In a recent video posted on the Taliban's websites and social media, this faction rejected "peace talks" and emphasised its on-going relationship with al-Qaeda.

"The Taliban and al-Qaeda are two terrorist groups that have long proven their animosity towards the people of Afghanistan," said Mahmoud Zia, 40, a small business owner residing in Kabul.

"The Afghan people still remember this group's dark history in Afghanistan, how they mass murdered many innocent people, and how they incinerated [those people's] homes," he told Salaam Times.

The Taliban's leadership has become fractured after the death of Mullah Akhtar Muhammad Mansoor, killed in Pakistan last May, observers say.

"Taliban members are no longer gathered under one umbrella and have been divided into scattered groups unable to make decisions," said Mohammad Ismail Qasimyar, a leading member of the Afghan High Peace Council.

"Because of recent developments in the region and after receiving financial resources, some of these Taliban's sub-groups are now rejecting peace talks, insisting on their rigid positions," he told Salaam Times.

Al-Qaeda has long been loyal to the Taliban, he said, adding that Ayman al-Zawahiri, the leader of al-Qaeda, had pledged allegiance to the Taliban during the time of Mullah Mohammad Omar, leader of the Afghan Taliban from 1994 until his death in 2013.

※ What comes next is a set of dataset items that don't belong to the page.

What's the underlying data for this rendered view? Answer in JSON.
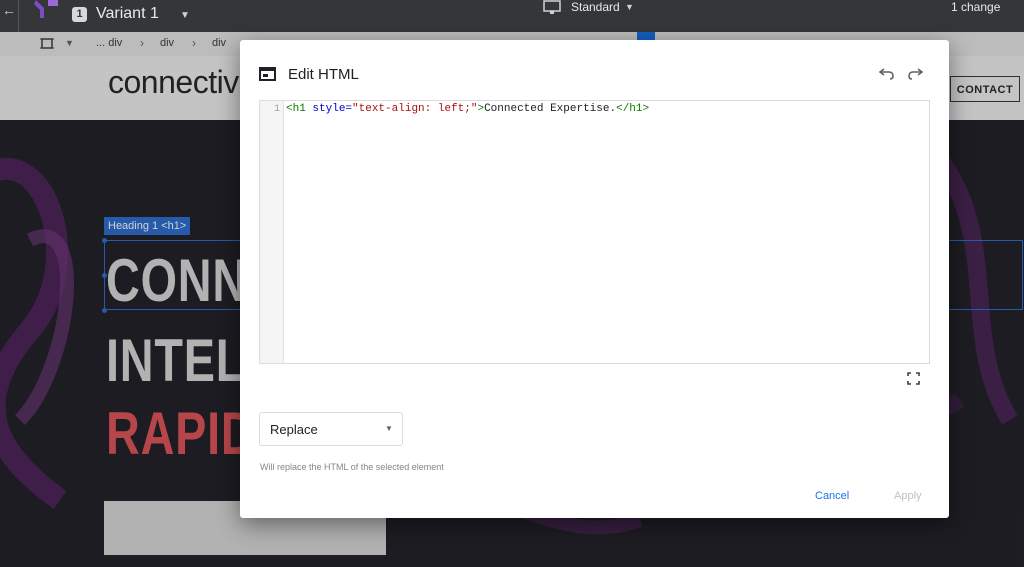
{
  "topbar": {
    "variant_number": "1",
    "variant_name": "Variant 1",
    "device": "Standard",
    "changes": "1 change"
  },
  "breadcrumbs": [
    "... div",
    "div",
    "div"
  ],
  "page": {
    "brand": "connectiv",
    "contact": "CONTACT",
    "heading_tag": "Heading 1 <h1>",
    "hero_lines": [
      "CONN",
      "INTEL",
      "RAPID"
    ]
  },
  "dialog": {
    "title": "Edit HTML",
    "code_line_number": "1",
    "code": {
      "open_tag": "<h1",
      "attr_name": " style=",
      "attr_value": "\"text-align: left;\"",
      "open_close": ">",
      "text": "Connected Expertise.",
      "close_tag": "</h1>"
    },
    "mode_select": "Replace",
    "hint": "Will replace the HTML of the selected element",
    "cancel": "Cancel",
    "apply": "Apply"
  },
  "colors": {
    "accent": "#1a73e8",
    "hero_red": "#e0565b"
  },
  "icons": [
    "back-arrow-icon",
    "optimize-logo-icon",
    "monitor-icon",
    "frame-icon",
    "html-editor-icon",
    "undo-icon",
    "redo-icon",
    "fullscreen-icon",
    "chevron-down-icon"
  ]
}
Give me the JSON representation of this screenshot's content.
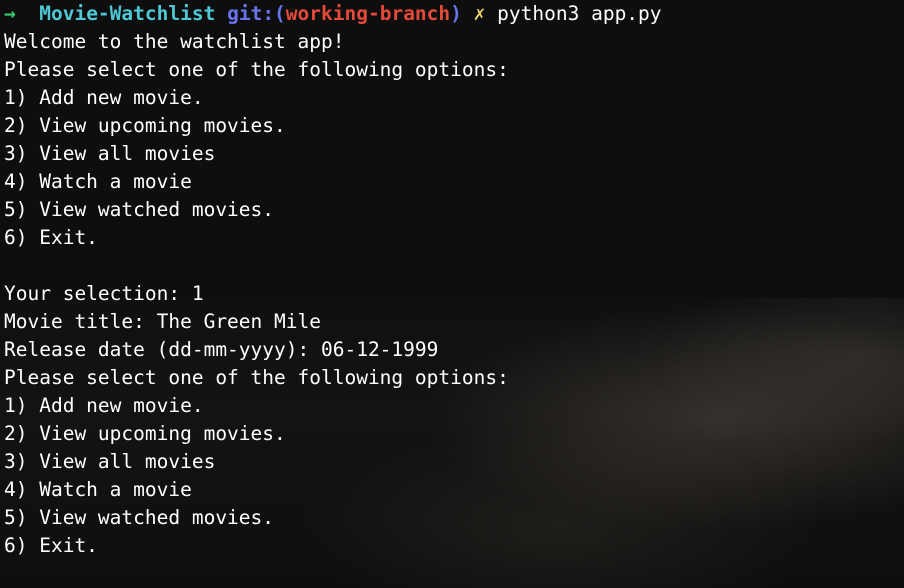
{
  "prompt": {
    "arrow": "→",
    "directory": "Movie-Watchlist",
    "git_prefix": "git:(",
    "branch": "working-branch",
    "git_suffix": ")",
    "dirty_mark": "✗",
    "command": "python3 app.py"
  },
  "output_lines": [
    "Welcome to the watchlist app!",
    "Please select one of the following options:",
    "1) Add new movie.",
    "2) View upcoming movies.",
    "3) View all movies",
    "4) Watch a movie",
    "5) View watched movies.",
    "6) Exit.",
    "",
    "Your selection: 1",
    "Movie title: The Green Mile",
    "Release date (dd-mm-yyyy): 06-12-1999",
    "Please select one of the following options:",
    "1) Add new movie.",
    "2) View upcoming movies.",
    "3) View all movies",
    "4) Watch a movie",
    "5) View watched movies.",
    "6) Exit."
  ],
  "colors": {
    "arrow": "#35c76e",
    "directory": "#4fc8d6",
    "git": "#6a74f0",
    "branch": "#e44a3a",
    "dirty": "#e8d36a",
    "text": "#ffffff"
  }
}
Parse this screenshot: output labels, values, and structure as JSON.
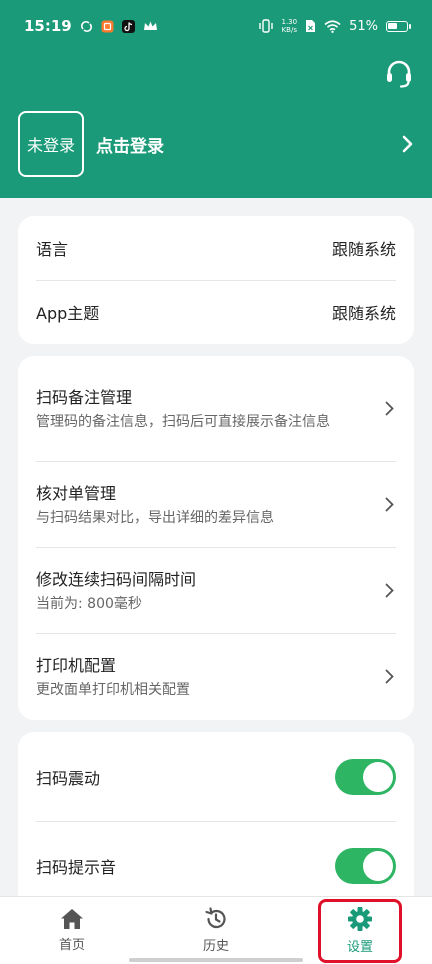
{
  "status_bar": {
    "time": "15:19",
    "net_speed_value": "1.30",
    "net_speed_unit": "KB/s",
    "battery": "51%",
    "battery_level": 0.51
  },
  "header": {
    "avatar_label": "未登录",
    "login_label": "点击登录",
    "support_icon": "headset-icon"
  },
  "settings": {
    "language": {
      "title": "语言",
      "value": "跟随系统"
    },
    "theme": {
      "title": "App主题",
      "value": "跟随系统"
    }
  },
  "manage": {
    "scan_notes": {
      "title": "扫码备注管理",
      "subtitle": "管理码的备注信息，扫码后可直接展示备注信息"
    },
    "check_list": {
      "title": "核对单管理",
      "subtitle": "与扫码结果对比，导出详细的差异信息"
    },
    "interval": {
      "title": "修改连续扫码间隔时间",
      "subtitle": "当前为: 800毫秒"
    },
    "printer": {
      "title": "打印机配置",
      "subtitle": "更改面单打印机相关配置"
    }
  },
  "toggles": {
    "vibrate": {
      "title": "扫码震动",
      "on": true
    },
    "sound": {
      "title": "扫码提示音",
      "on": true
    }
  },
  "nav": {
    "home": "首页",
    "history": "历史",
    "settings": "设置"
  },
  "colors": {
    "brand": "#1a9a78",
    "toggle_on": "#2eb563",
    "highlight": "#e0102a"
  }
}
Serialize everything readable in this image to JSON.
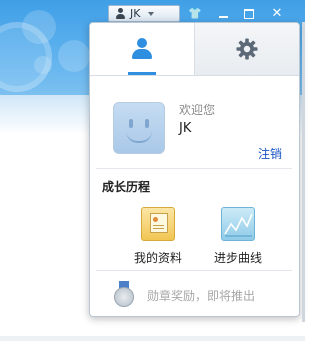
{
  "titlebar": {
    "user_label": "JK"
  },
  "panel": {
    "tabs": [
      {
        "name": "profile",
        "icon": "person-icon",
        "active": true
      },
      {
        "name": "settings",
        "icon": "gear-icon",
        "active": false
      }
    ],
    "welcome": "欢迎您",
    "username": "JK",
    "logout": "注销",
    "section_title": "成长历程",
    "items": [
      {
        "label": "我的资料",
        "icon": "profile-card-icon"
      },
      {
        "label": "进步曲线",
        "icon": "progress-curve-icon"
      }
    ],
    "medal_text": "勋章奖励，即将推出"
  },
  "colors": {
    "accent": "#2e8fe0",
    "link": "#1a55c4",
    "header_blue": "#3f9fe6"
  }
}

Peace beneficial for all Afghans

All those who recognise the legitimacy of the Afghan government and want peace in the country should be welcomed to the table, political leaders and citizens say, while those who support international terrorism and are puppets of foreign countries do not want what is best for Afghanistan.

"During the reign of the Taliban, there were some terrorists from Arab and Central Asian countries in Kabul working with this group," said Zobayr, 36, a Kabul business owner.

"These terrorists are still here, fighting alongside the Taliban, against Afghanistan's security forces and the Afghan people," he told Salaam Times.

These Taliban, who take orders from their masters in foreign countries, do not possess the legitimacy to join the peace talks, said Bashir Bijan, a Kabul-based security analyst and former politician.

"The Taliban have never been concerned with peace," Sayed Jawad Husseini, leader of the Justice and Development Party, told Salaam Times. "Because of their affiliation with terrorists and their supporters, this group is incapable of making its own decisions."

"Peace is beneficial for all the people of Afghanistan," said Kolsoum, a 23-year-old economics student at a private university in Kabul.

"The Taliban, however, proved their hostility towards the Afghan people by rejecting these peace talks," he told Salaam Times.